Speaking of men, as she came around a curve where a stand of trees had blocked her vision, she saw the hottie running toward her. As he drew near, she saw the light glisten of sweat on his olive skin and his lips curved in a smile.
“Good morning,” he called to her as he passed by.
“Good morning,” she responded. As she sometimes did, she turned her head to look at his retreating figure to get a better look at his backside—and this time caught him doing the same to her. Her cheeks would have flushed, if they hadn’t already been red with exertion as she faced front again.
Maybe he was interested. Maybe she should try for more than good morning next time. She tried pushing that thought out of her head, but it kept sliding back in while she worked on ideas for the book she and Leah had been considering writing, helping others with their dating struggles.

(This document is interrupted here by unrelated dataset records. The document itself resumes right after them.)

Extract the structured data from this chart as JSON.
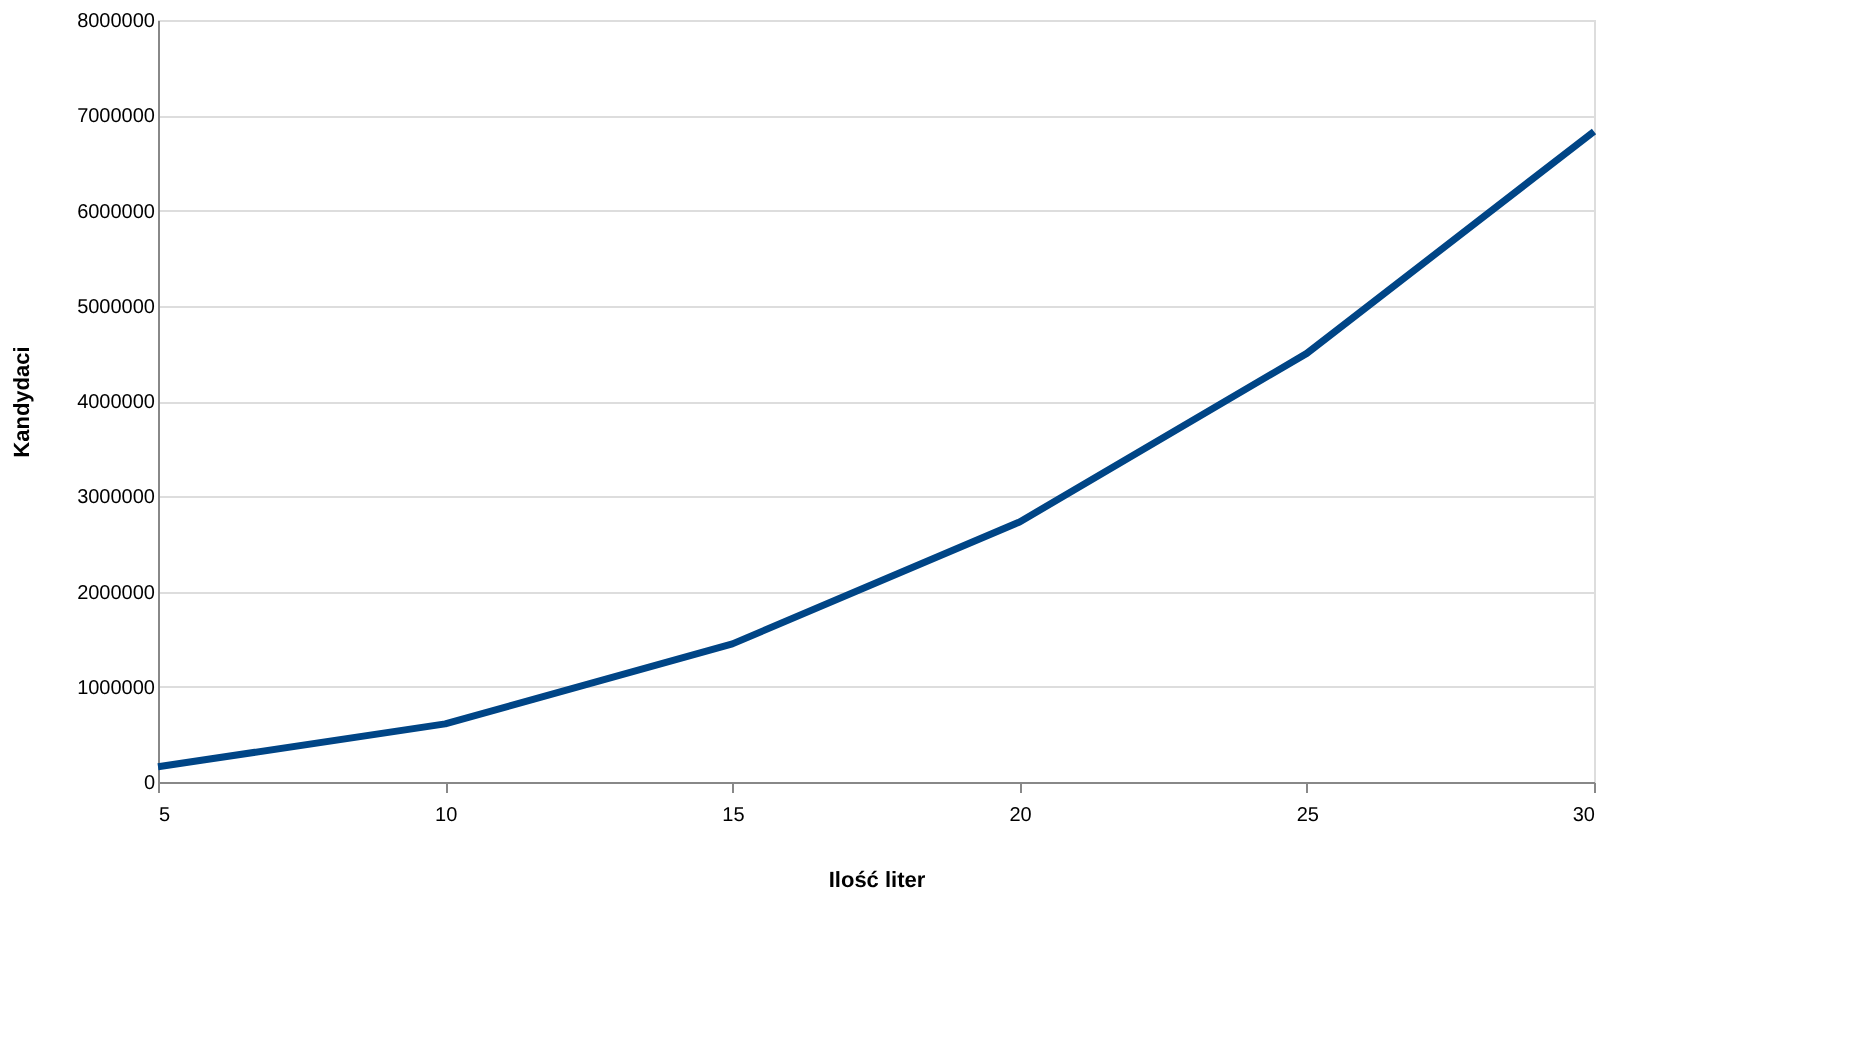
{
  "chart_data": {
    "type": "line",
    "xlabel": "Ilość liter",
    "ylabel": "Kandydaci",
    "x": [
      5,
      10,
      15,
      20,
      25,
      30
    ],
    "series": [
      {
        "color": "#004586",
        "values": [
          160000,
          610000,
          1450000,
          2730000,
          4500000,
          6830000
        ]
      }
    ],
    "xlim": [
      5,
      30
    ],
    "xticks": [
      5,
      10,
      15,
      20,
      25,
      30
    ],
    "ylim": [
      0,
      8000000
    ],
    "yticks": [
      0,
      1000000,
      2000000,
      3000000,
      4000000,
      5000000,
      6000000,
      7000000,
      8000000
    ],
    "grid": "y",
    "legend": false,
    "marker": "none",
    "line_style": "solid"
  }
}
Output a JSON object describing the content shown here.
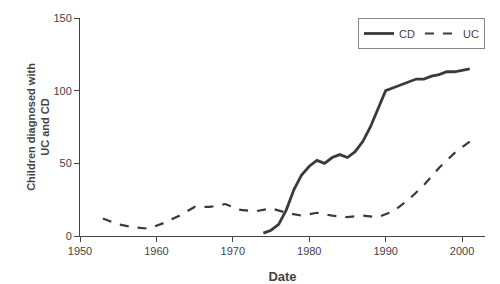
{
  "chart_data": {
    "type": "line",
    "xlabel": "Date",
    "ylabel": "Children diagnosed with\nUC and CD",
    "series": [
      {
        "name": "CD",
        "color": "#3a3a3a",
        "line_style": "solid",
        "x": [
          1974,
          1975,
          1976,
          1977,
          1978,
          1979,
          1980,
          1981,
          1982,
          1983,
          1984,
          1985,
          1986,
          1987,
          1988,
          1989,
          1990,
          1991,
          1992,
          1993,
          1994,
          1995,
          1996,
          1997,
          1998,
          1999,
          2000,
          2001
        ],
        "values": [
          2,
          4,
          8,
          18,
          32,
          42,
          48,
          52,
          50,
          54,
          56,
          54,
          58,
          65,
          75,
          88,
          100,
          102,
          104,
          106,
          108,
          108,
          110,
          111,
          113,
          113,
          114,
          115
        ]
      },
      {
        "name": " UC",
        "color": "#3a3a3a",
        "line_style": "dashed",
        "x": [
          1953,
          1955,
          1957,
          1959,
          1961,
          1963,
          1965,
          1967,
          1969,
          1971,
          1973,
          1975,
          1977,
          1979,
          1981,
          1983,
          1985,
          1987,
          1989,
          1991,
          1993,
          1995,
          1997,
          1999,
          2001
        ],
        "values": [
          12,
          8,
          6,
          5,
          9,
          14,
          20,
          20,
          22,
          18,
          17,
          19,
          16,
          14,
          16,
          14,
          13,
          14,
          13,
          17,
          25,
          35,
          47,
          57,
          65
        ]
      }
    ],
    "xlim": [
      1950,
      2003
    ],
    "ylim": [
      0,
      150
    ],
    "xticks": [
      1950,
      1960,
      1970,
      1980,
      1990,
      2000
    ],
    "yticks": [
      0,
      50,
      100,
      150
    ],
    "grid": false,
    "legend": "upper right"
  }
}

Of course, if they didn’t squash the all-too-true rumors about their own dateless selves soon, no one would want to buy the book, anyway. She hit her turn-around point a mile down the road from where she entered the running trail and headed back. A quick shower, breakfast, and back to work. They had to get this social media firestorm under control.
Four hours later, Brooklyn and Leah sat in front of their computers, headphones with mics in place on opposite sides of the room to minimize cross noise as they talked with the podcast host about what they did, and why people used dating coaches.
Brooklyn’s stomach was already starting to growl from hunger and the host sounded like he was about to wrap up when he lobbed something new at them.
“One last question before we wrap up for the day. I’ve noticed there has been a little talk growing online about you two,” he said.
“Really? Well, we have been gaining more clients lately; it’s natural that our company name would come up more.” Leah’s expression said she knew exactly what he meant, and wasn’t happy about it, even if her tone had been light-hearted.
“Actually, I was referring to the claims by some that neither of you has been in a committed relationship for quite some time,” he clarified. “I see a rebuttal from you that you’ve been dating someone for a while, but the original poster challenged that. Tell me, are you really dating someone?”
Brooklyn looked at Leah in panic.
The back door, leading directly into the office, opened as Leah chuckled lightly. “Honestly, I have no idea who is posting those comments. Neither Brooklyn nor myself is familiar with that name or face they are using, so I have no idea how they would know if we were dating or not, but of course we’re dating. We’re both pretty low-key people in our private lives, so anyone who didn’t know us well may not be aware of it.”
Brooklyn turned as the sound of male voices carried to her and she put a finger in front of her mouth to indicate the need for quiet as Wyatt, Leah’s cousin, entered. Right behind him was the tall, swarthy form of the hottie from the running trail.
She froze, and their eyes met. A smile was just beginning to bloom on his face when Brooklyn registered the question coming through her headset.
“What are their names?” the podcaster asked. “Surely you can tell us that much.”
Brooklyn looked back at Leah in time to see her best friend glance at the men just inside the door.
Leah’s voice cracked slightly as it did when she was trying to hide the truth. “I’m dating a man named Jackson, and Brooklyn is dating my cousin, Wyatt.”
It was all Brooklyn could do not to yelp in surprise. Wyatt? Why would she be dating Wyatt? She glanced back at the men and realized, with a sinking feeling, that the hottie must be Wyatt’s friend Jackson, who was coming over to talk about doing their commercial. Crap. Leah had just told the whole world she was dating Brooklyn’s crush.